La « Conférence de consensus sur la prévention de la récidive » qui se déroule en ce moment est peut-être le témoin visible d’une évolution de notre société quant à la gestion des peines et de la prévention de la récidive. Différents intervenants présentent leurs travaux et leurs études sur des alternatives aux conséquences de la justice pénale, afin d’amener la collectivité à repenser sa gestion de la justice.

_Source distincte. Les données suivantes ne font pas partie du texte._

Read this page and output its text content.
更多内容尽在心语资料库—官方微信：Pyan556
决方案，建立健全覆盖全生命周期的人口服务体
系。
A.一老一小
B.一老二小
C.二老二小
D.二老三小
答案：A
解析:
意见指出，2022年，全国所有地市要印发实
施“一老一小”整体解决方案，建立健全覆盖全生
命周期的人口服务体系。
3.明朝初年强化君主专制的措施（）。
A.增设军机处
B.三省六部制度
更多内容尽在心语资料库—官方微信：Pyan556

La peine de mort a été abolie en France en 1981. Sentence ultime permettant à coup sûr d’éviter la récidive du criminel, elle permettait de mettre fin au conflit avec les victimes par la mort de l’individu coupable. Cependant, si elle mettait fin radicalement et pourrait-on dire brutalement au conflit, elle laissait en suspens de nombreuses questions. Instrument de vengeance ? Arme de dissuasion ? Expression de la justice rédemptrice ? Que ce soit du point de vue des victimes, du système judiciaire, de l’entourage des coupables et de la société elle-même, le problème de la peine de mort est qu’elle est, par ce choix de stratégie violente, soumise à différents niveaux d’interprétation et, de là, peut donc ne pas apporter de solutions satisfaisantes à l’un ou à l’autre (et en premier lieu, le criminel). Même si la peine de mort a été abolie depuis plus de 30 ans dans notre pays, il reste des réminiscences de cette vision de la justice qui est une justice par une gestion de l’Adversité. Comme l’a tristement rappelé en 2011 le ministre des Affaires étrangères M. Alain Juppé lorsqu’il déclarait que la mort de Ben Laden (sans procès, le corps jeté dans la mer) que « justice est faite », et que « c’est une victoire de toutes les démocraties qui se battent contre ce fléau abominable qu’est le terrorisme ». La peine de mort est une sentence infligée par le droit. C’est, pour le criminel, le « droit d’être tué » au nom de la justice. Se réjouir de la mort sans procès d’un criminel en 2011, qui plus est au plus haut sommet de l’Etat, c’est reconnaître que l’on peut rendre la justice par la mort et par les armes, et donc que la peine de mort est toujours de vigueur. Symptôme de l’adversité ultime (on tue l’autre qui est l’adversaire), elle n’apporte aucune réponse satisfaisante à la société, anéantissant le problème de la récidive, de la gestion de la souffrance des victimes, de la prévention par la neutralisation définitive du criminel. C’est une république de l’adversité qui prend toute sa signification ici.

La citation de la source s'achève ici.